2012 GOP Race Remains Wide Open
A CNN/Opinion Research Corporation survey released Feb. 8 shows the Republican Party is sharply divided over their best candidate in 2012.
Of those surveyed, 21 percent of Republicans and independents who lean Republican said they would support former Arkansas governor and 2008 GOP presidential candidate Mike Huckabee if he decides to run. Former Alaska governor and 2008 vice presidential candidate Sarah Palin was close behind with 19 percent of the support. Former Massachusetts governor and 2008 Republican presidential hopeful Mitt Romney came in at 18 percent.
But the top GOP hopefuls in 2011 may mean nothing in 2012.
The current standing of Huckabee, Palin and Romney could be "mostly a matter of name recognition."
"Keep in mind that Joe Lieberman and Rudy Giuliani - both relatively famous when they decided to run for president - were ahead in polls conducted in 2003 and 2007," said CNN's Polling Director Keating Holland. "Neither man won a single primary or caucus once the voting started."
The Feb. 8 numbers were a drop for Palin whose polling figures have dipped in recent months.
A CNN/Opinion Research Corporation survey released Dec. 28 showed 66 percent of Republicans surveyed saying they would support Huckabee in 2012, 59 percent supporting Romney, 54 percent supporting former House Speaker Newt Gingrich and 49 percent supporting Palin.
"That's a huge 18-point drop since December of 2008, when two-thirds of GOPers said they were likely to support Palin," Holland said.
Palin's overall lower numbers may be due to her time in the public eye surrounding the Jan. 8 shooting rampage in Tucson, Ariz. that left six dead and 13 wounded including Rep. Gabrielle Giffords (D-AZ), who was shot in the head at the "Congress on Your Corner" event she was hosting at a local Safeway.
"Following the shootings critics suggested Palin's at-times charged political rhetoric and use of a graphic featuring crosshairs may have contributed to the shooter's motivations," CNN reports. "The graphic was part of a website that Palin put up last year, during the divisive debate over health care reform, to highlight 20 congressional districts won by Sen. John McCain in the 2008 presidential election, where Democratic representatives were voting in favor of the legislation."
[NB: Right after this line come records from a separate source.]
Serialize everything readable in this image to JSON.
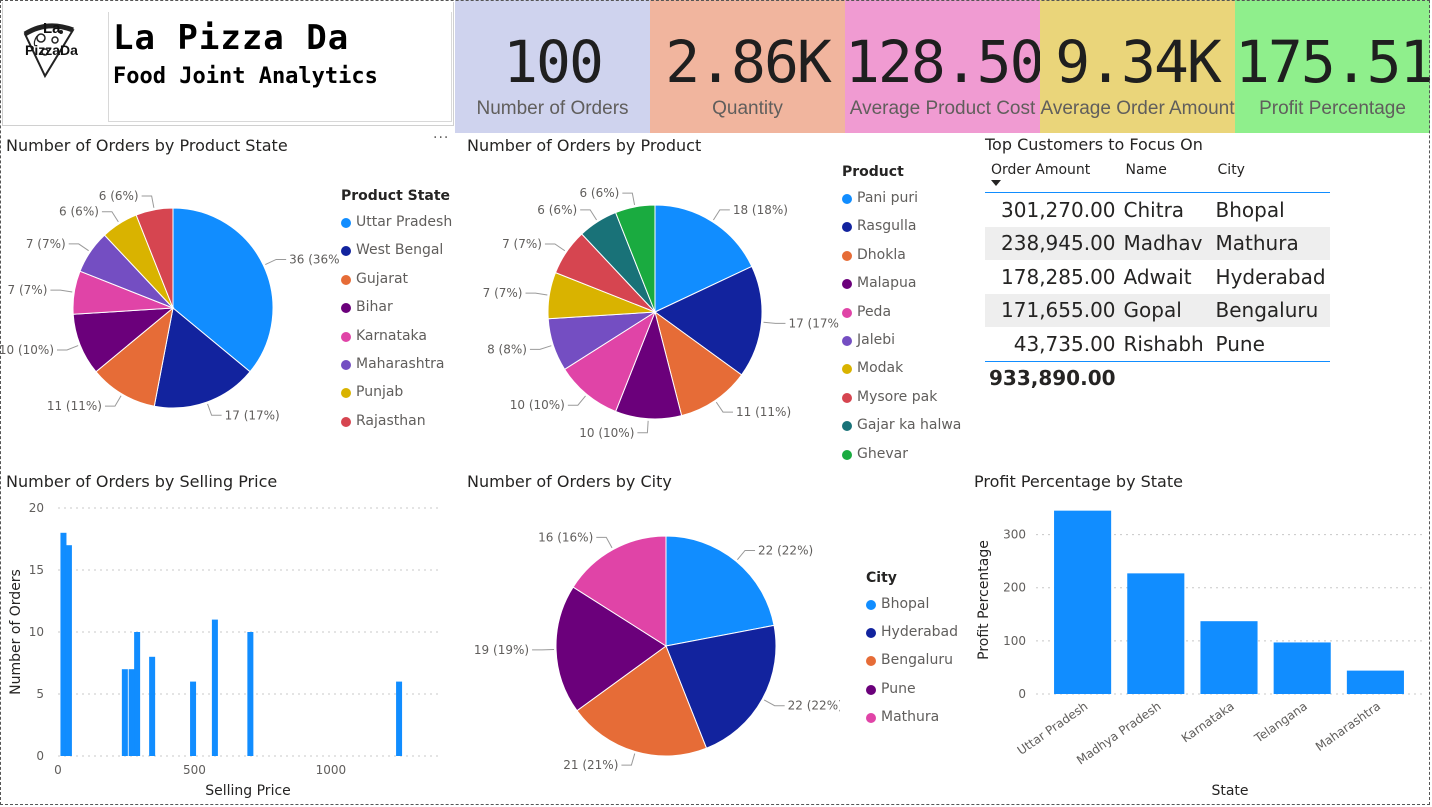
{
  "brand": {
    "logo_line1": "La",
    "logo_line2": "PizzaDa",
    "title": "La Pizza Da",
    "subtitle": "Food Joint Analytics"
  },
  "kpis": [
    {
      "value": "100",
      "label": "Number of Orders",
      "color": "#cfd3ee"
    },
    {
      "value": "2.86K",
      "label": "Quantity",
      "color": "#f1b59e"
    },
    {
      "value": "128.50",
      "label": "Average Product Cost",
      "color": "#f09bd2"
    },
    {
      "value": "9.34K",
      "label": "Average Order Amount",
      "color": "#ead57a"
    },
    {
      "value": "175.51",
      "label": "Profit Percentage",
      "color": "#8fef8c"
    }
  ],
  "more_options": "···",
  "top_customers": {
    "title": "Top Customers to Focus On",
    "columns": [
      "Order Amount",
      "Name",
      "City"
    ],
    "rows": [
      [
        "301,270.00",
        "Chitra",
        "Bhopal"
      ],
      [
        "238,945.00",
        "Madhav",
        "Mathura"
      ],
      [
        "178,285.00",
        "Adwait",
        "Hyderabad"
      ],
      [
        "171,655.00",
        "Gopal",
        "Bengaluru"
      ],
      [
        "43,735.00",
        "Rishabh",
        "Pune"
      ]
    ],
    "total": "933,890.00"
  },
  "chart_data": [
    {
      "type": "pie",
      "title": "Number of Orders by Product State",
      "legend_title": "Product State",
      "labels": [
        "Uttar Pradesh",
        "West Bengal",
        "Gujarat",
        "Bihar",
        "Karnataka",
        "Maharashtra",
        "Punjab",
        "Rajasthan"
      ],
      "values": [
        36,
        17,
        11,
        10,
        7,
        7,
        6,
        6
      ],
      "data_labels": [
        "36 (36%)",
        "17 (17%)",
        "11 (11%)",
        "10 (10%)",
        "7 (7%)",
        "7 (7%)",
        "6 (6%)",
        "6 (6%)"
      ],
      "colors": [
        "#118dff",
        "#12239e",
        "#e66c37",
        "#6b007b",
        "#e044a7",
        "#744ec2",
        "#d9b300",
        "#d64550"
      ],
      "legend_position": "right"
    },
    {
      "type": "pie",
      "title": "Number of Orders by Product",
      "legend_title": "Product",
      "labels": [
        "Pani puri",
        "Rasgulla",
        "Dhokla",
        "Malapua",
        "Peda",
        "Jalebi",
        "Modak",
        "Mysore pak",
        "Gajar ka halwa",
        "Ghevar"
      ],
      "values": [
        18,
        17,
        11,
        10,
        10,
        8,
        7,
        7,
        6,
        6
      ],
      "data_labels": [
        "18 (18%)",
        "17 (17%)",
        "11 (11%)",
        "10 (10%)",
        "10 (10%)",
        "8 (8%)",
        "7 (7%)",
        "7 (7%)",
        "6 (6%)",
        "6 (6%)"
      ],
      "colors": [
        "#118dff",
        "#12239e",
        "#e66c37",
        "#6b007b",
        "#e044a7",
        "#744ec2",
        "#d9b300",
        "#d64550",
        "#197278",
        "#1aab40"
      ],
      "legend_position": "right"
    },
    {
      "type": "bar",
      "title": "Number of Orders by Selling Price",
      "xlabel": "Selling Price",
      "ylabel": "Number of Orders",
      "x": [
        20,
        40,
        245,
        270,
        290,
        345,
        495,
        575,
        705,
        1250
      ],
      "values": [
        18,
        17,
        7,
        7,
        10,
        8,
        6,
        11,
        10,
        6
      ],
      "xlim": [
        0,
        1400
      ],
      "ylim": [
        0,
        20
      ],
      "x_ticks": [
        "0",
        "500",
        "1000"
      ],
      "y_ticks": [
        "0",
        "5",
        "10",
        "15",
        "20"
      ],
      "color": "#118dff",
      "grid": true
    },
    {
      "type": "pie",
      "title": "Number of Orders by City",
      "legend_title": "City",
      "labels": [
        "Bhopal",
        "Hyderabad",
        "Bengaluru",
        "Pune",
        "Mathura"
      ],
      "values": [
        22,
        22,
        21,
        19,
        16
      ],
      "data_labels": [
        "22 (22%)",
        "22 (22%)",
        "21 (21%)",
        "19 (19%)",
        "16 (16%)"
      ],
      "colors": [
        "#118dff",
        "#12239e",
        "#e66c37",
        "#6b007b",
        "#e044a7"
      ],
      "legend_position": "right"
    },
    {
      "type": "bar",
      "title": "Profit Percentage by State",
      "xlabel": "State",
      "ylabel": "Profit Percentage",
      "categories": [
        "Uttar Pradesh",
        "Madhya Pradesh",
        "Karnataka",
        "Telangana",
        "Maharashtra"
      ],
      "values": [
        345,
        227,
        137,
        97,
        44
      ],
      "ylim": [
        0,
        350
      ],
      "y_ticks": [
        "0",
        "100",
        "200",
        "300"
      ],
      "color": "#118dff",
      "grid": true
    }
  ]
}
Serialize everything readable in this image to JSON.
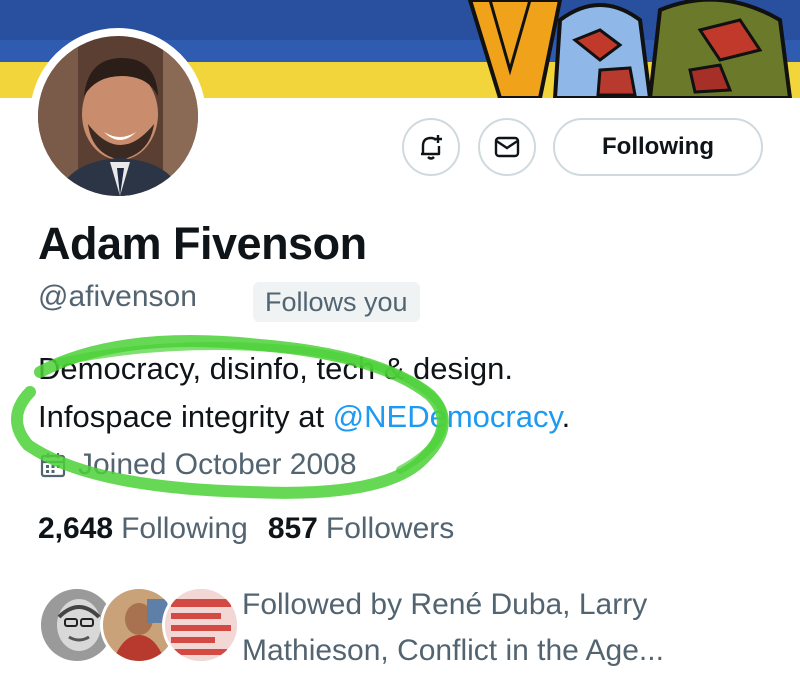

A CNN/Opinion Research Corporation survey released Jan. 19 shows 56 percent of all Americans have an unfavorable view of Sarah Palin--up seven points from just before the November midterm elections. This 56 percent is a record high in disapproval ratings for Palin.
But the Feb. 8 data shows that Republicans remain pleased with Palin. Seventy percent of those surveyed said they have a favorable opinion of her. The only person to come in with a higher approval rating was Huckabee with 72 percent of those polled having a favorable view of the candidate.
This weekend's Conservative Political Action Conference (CPAC) is an opportunity for GOP presidential hopefuls to appear together with hopes of finding a candidate to rally around.
Neon Tommy's Tom Dotan reports, "At the center will be a mock election for the Republican presidential candidate. Although it has no bearing on the actual primaries, with the Iowa caucuses about a year away, the results of the straw poll have taken on a heightened importance."
But two big players will be missing this weekend: front-runners Huckabee and Palin, both of whom said they had scheduling conflicts and could not attend.
MSNBC obtained a copy of the straw poll, which lists 15 candidates including Michele Bachmann, Haley Barbour, Herman Cain, Chris Christie, Mitch Daniels, Newt Gingrich, Mike Huckabee, Jon Huntsman, Gary Johnson, Sarah Palin, Ron Paul, Tim Pawlenty, Mitt Romney, Rick Santorum and John Thune.
The increased prominence of another female--Rep. Michele Bachmann of Minnesota--may hurt Palin's chances.
U.S. News and World Report's Jamie Stiehm writes, "January brought—or wrought—a new narrative for the radical right: let's call it the Rise of Michele Bachmann and the Fall of Sarah Palin...The two most visible Republican women may have changed power places at the Tea Party table. The transformation started with the Arizona shootings aftermath (for Palin) and completed with an unofficial State of the Union response (for Bachmann.) Momentum shifted over the frozen northern country's skies, the winds blowing across Alaska to Minnesota to Washington."
First Read's Domenico Montanaro points to some "interesting questions" on the straw poll like "Would you say that you are generally satisfied with the names that have been floated as potential Republican Presidential contenders for 2012 or do you wish the Republican Party had a better field of potential candidates?"
Montanaro notes, "Plus, there are questions of the group's priorities, as well as its level of confidence in Republicans to be able to 'Repeal Obamacare,' 'Reign in Federal Spending,' 'Cut Federal Taxes,' 'Reduce Government Regulations,' and 'Pay Down the National Debt.'"
The results of the straw poll are scheduled to be revealed 45 minutes before the conference ends on Saturday.